OK, so I was saying here that software can optimize for something (e.g. predicting a string of bits on the basis of other bits) and it’s by default not particularly dangerous, as long as the optimization does not involve an intelligent foresight-based search through real-world causal pathways to reach the desired goal. My argument for this was (1) Such a system can do Level-1 optimization but not Level-2 optimization (with regards to real-world causal pathways unrelated to implementing the algorithm as intended), and (2) only the latter is unusually dangerous. From your response, it seems like you agree with (1) but disagree with (2). Is that right? If you disagree with (2), can you make up a scenario of something really bad and dangerous, something that couldn’t happen with today’s software, something like a Global Catastrophic Risk, that is caused by a future AI that is optimizing something but is not more specifically using a world-model to do an intelligent search through real-world causal pathways towards a desired goal?
Sure.

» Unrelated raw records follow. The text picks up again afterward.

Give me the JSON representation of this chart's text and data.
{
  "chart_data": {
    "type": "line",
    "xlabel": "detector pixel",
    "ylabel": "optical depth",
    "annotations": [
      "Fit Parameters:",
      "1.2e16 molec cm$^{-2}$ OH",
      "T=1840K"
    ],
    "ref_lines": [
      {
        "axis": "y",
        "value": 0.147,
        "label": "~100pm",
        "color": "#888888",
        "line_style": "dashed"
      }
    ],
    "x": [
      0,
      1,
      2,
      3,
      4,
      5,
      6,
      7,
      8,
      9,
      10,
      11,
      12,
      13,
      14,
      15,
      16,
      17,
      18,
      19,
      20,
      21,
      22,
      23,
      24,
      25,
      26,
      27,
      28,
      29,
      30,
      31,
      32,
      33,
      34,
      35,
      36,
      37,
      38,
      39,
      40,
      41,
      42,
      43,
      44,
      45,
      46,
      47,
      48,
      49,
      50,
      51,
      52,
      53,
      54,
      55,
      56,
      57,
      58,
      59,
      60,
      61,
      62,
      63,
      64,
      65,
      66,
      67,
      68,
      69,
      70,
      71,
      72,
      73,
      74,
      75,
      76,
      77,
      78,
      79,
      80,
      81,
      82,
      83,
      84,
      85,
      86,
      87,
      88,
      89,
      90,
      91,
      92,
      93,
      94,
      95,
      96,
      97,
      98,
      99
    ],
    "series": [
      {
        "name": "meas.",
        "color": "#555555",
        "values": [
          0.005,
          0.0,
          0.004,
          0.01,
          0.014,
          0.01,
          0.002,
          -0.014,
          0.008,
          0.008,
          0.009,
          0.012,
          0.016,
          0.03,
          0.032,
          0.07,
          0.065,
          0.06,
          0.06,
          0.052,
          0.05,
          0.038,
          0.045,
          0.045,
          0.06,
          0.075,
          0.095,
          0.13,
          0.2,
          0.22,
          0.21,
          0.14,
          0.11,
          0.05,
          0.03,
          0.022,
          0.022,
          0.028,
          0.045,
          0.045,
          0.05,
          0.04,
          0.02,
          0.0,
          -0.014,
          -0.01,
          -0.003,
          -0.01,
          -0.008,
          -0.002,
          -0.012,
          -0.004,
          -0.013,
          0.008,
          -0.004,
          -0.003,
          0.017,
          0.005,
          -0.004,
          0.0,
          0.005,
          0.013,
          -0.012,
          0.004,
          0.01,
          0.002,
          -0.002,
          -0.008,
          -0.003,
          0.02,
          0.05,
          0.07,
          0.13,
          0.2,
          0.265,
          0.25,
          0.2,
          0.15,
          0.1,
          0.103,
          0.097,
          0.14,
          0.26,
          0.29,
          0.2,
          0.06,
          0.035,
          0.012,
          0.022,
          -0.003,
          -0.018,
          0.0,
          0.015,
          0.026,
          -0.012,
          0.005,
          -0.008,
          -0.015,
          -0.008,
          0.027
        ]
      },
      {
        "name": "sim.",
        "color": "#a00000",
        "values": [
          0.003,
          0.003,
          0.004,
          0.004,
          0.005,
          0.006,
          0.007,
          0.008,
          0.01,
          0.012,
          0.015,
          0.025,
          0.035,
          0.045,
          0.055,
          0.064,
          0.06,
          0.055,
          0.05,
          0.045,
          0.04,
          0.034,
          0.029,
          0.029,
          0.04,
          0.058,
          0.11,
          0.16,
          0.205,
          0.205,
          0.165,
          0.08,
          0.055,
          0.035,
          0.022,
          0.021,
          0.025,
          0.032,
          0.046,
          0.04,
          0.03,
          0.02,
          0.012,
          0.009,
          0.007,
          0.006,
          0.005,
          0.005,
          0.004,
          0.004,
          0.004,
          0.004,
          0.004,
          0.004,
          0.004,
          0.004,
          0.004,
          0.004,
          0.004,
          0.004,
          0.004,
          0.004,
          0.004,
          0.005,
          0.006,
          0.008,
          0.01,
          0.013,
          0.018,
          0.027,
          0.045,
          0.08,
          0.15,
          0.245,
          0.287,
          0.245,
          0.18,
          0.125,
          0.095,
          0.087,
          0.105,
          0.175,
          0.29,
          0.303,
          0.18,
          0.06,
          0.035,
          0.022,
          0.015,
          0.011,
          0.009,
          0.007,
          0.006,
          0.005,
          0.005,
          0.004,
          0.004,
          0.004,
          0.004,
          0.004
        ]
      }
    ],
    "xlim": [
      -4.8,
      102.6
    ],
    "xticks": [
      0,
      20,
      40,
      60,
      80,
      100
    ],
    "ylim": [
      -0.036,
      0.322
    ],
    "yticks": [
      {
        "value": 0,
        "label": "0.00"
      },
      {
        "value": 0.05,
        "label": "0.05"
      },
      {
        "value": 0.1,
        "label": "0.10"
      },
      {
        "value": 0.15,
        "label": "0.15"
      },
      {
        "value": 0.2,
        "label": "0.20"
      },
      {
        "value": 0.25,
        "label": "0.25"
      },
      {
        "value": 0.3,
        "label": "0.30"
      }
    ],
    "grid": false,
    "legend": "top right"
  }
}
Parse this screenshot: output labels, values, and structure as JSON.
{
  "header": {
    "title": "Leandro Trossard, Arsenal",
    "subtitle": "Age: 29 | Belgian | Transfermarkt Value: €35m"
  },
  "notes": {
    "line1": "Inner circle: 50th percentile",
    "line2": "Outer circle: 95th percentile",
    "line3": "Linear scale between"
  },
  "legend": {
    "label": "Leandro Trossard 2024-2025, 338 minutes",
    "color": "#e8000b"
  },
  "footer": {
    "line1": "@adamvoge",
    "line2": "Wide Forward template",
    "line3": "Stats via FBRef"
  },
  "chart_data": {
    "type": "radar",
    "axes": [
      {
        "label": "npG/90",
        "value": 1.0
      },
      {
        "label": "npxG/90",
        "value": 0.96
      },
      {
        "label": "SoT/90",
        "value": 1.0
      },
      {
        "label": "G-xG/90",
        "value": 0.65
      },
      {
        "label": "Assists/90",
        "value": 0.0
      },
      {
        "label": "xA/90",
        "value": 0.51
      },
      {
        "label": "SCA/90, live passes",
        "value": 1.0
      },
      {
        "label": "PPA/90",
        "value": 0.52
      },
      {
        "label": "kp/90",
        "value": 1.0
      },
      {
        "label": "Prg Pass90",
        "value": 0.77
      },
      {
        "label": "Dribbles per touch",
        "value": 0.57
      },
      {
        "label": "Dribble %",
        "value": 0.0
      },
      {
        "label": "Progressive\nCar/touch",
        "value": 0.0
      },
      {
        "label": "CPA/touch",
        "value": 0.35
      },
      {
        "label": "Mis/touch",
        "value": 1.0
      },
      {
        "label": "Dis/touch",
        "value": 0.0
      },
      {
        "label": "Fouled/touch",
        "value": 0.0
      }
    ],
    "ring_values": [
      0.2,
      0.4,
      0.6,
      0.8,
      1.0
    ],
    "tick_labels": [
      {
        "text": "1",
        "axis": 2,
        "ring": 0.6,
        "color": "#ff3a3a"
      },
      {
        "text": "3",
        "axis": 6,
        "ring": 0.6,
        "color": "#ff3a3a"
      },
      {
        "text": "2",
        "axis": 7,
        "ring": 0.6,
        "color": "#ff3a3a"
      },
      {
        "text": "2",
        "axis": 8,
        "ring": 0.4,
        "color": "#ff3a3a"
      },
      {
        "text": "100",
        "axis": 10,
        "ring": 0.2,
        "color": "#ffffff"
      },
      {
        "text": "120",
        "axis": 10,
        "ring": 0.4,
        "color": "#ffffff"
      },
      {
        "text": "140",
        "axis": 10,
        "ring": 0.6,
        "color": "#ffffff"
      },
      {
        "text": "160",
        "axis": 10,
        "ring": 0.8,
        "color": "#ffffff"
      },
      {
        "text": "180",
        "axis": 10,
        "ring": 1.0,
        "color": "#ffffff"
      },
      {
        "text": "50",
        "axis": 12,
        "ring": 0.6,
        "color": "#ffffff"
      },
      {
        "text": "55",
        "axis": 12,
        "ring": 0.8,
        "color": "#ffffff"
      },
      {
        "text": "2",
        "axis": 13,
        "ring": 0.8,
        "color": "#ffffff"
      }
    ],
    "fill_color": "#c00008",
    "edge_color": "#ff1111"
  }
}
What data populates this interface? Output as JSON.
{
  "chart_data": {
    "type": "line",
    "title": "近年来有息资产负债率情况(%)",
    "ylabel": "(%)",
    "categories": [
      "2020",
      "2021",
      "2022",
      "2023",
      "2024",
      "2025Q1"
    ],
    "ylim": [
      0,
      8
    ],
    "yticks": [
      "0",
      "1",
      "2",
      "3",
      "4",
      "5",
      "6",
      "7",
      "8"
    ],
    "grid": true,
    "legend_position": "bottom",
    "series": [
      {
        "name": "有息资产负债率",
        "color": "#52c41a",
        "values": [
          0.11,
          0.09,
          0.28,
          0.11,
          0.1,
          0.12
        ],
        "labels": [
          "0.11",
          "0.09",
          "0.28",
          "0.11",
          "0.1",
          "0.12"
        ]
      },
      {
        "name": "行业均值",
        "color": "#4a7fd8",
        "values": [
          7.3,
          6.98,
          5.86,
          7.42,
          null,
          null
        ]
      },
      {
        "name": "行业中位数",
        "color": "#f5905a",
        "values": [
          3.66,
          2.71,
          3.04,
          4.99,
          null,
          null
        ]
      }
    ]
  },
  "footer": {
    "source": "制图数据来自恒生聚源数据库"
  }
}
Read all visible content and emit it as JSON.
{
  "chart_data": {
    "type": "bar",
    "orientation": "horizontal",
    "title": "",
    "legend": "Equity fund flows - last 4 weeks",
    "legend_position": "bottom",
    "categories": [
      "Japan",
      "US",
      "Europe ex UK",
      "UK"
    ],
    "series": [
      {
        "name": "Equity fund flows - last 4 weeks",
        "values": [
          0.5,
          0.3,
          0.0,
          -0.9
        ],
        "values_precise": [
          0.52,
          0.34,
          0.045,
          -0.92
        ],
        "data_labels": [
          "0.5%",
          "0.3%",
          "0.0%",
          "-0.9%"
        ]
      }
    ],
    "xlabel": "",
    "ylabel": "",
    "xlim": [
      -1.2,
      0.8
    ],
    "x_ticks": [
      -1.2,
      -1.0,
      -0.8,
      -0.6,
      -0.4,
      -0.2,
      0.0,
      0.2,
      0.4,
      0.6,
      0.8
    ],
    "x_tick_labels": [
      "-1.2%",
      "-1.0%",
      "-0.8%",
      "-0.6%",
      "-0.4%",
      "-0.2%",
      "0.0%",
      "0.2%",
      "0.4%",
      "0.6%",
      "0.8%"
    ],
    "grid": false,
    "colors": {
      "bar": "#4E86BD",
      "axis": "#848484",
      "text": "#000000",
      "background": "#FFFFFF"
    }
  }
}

Let’s construct the 0-optimizer. Its purpose is simply to cause there to be lots of 0s in memory (as opposed to 1s). It only knows about Algorithm Land, and even then it’s a pretty narrow model: it knows about memory and can read and write to it. Now at some point the 0-optimizer manages to get all the bits set to 0 in its addressable memory, so it would seem to have reached maximum attainment.
But it’s a hungry optimizer and keeps trying to find ways to set more bits to 0. It eventually stumbles upon a gap in security of the operating system that allows it to gain access to memory outside its address space, so it can now set those bits to 0. Obviously it does this all “accidentally”, never knowing it’s using a security exploit, it just stumbles into it and just sees memory getting written with 0s so it’s happy (this has plenty of precedent; human minds are great examples of complex systems that have limited introspective access that do lots of complex things without knowing how or why they are doing them). With some luck, it doesn’t immediately destroy itself and gets a chance to be hungry for more 0s.
Next it accidentally starts using the network interface on the computer. Although it doesn’t exactly understand what’s going on, it figures out how to get responses that just contain lots of 0s. Unfortunately for us what this is actually doing is performing a denial of service attack against other computers to get back the 0s. Now we have a powerful optimization process that’s hungry for 0s and it satisfies its hunger by filling our networks with garbage traffic.
Couple of hops on, it’s gone from denial of service attacks to wiping out our ability to use Internet service to our ability to use any EM communication channel to generating dangerously high levels of radiation that kill all life on Earth.
This story involved a lot of luck, but my expectation is that we should not underestimate how “lucky” a powerful optimizer can be, given evolution is a similarly ontologically simple process that nonetheless managed to produce some pretty complex results.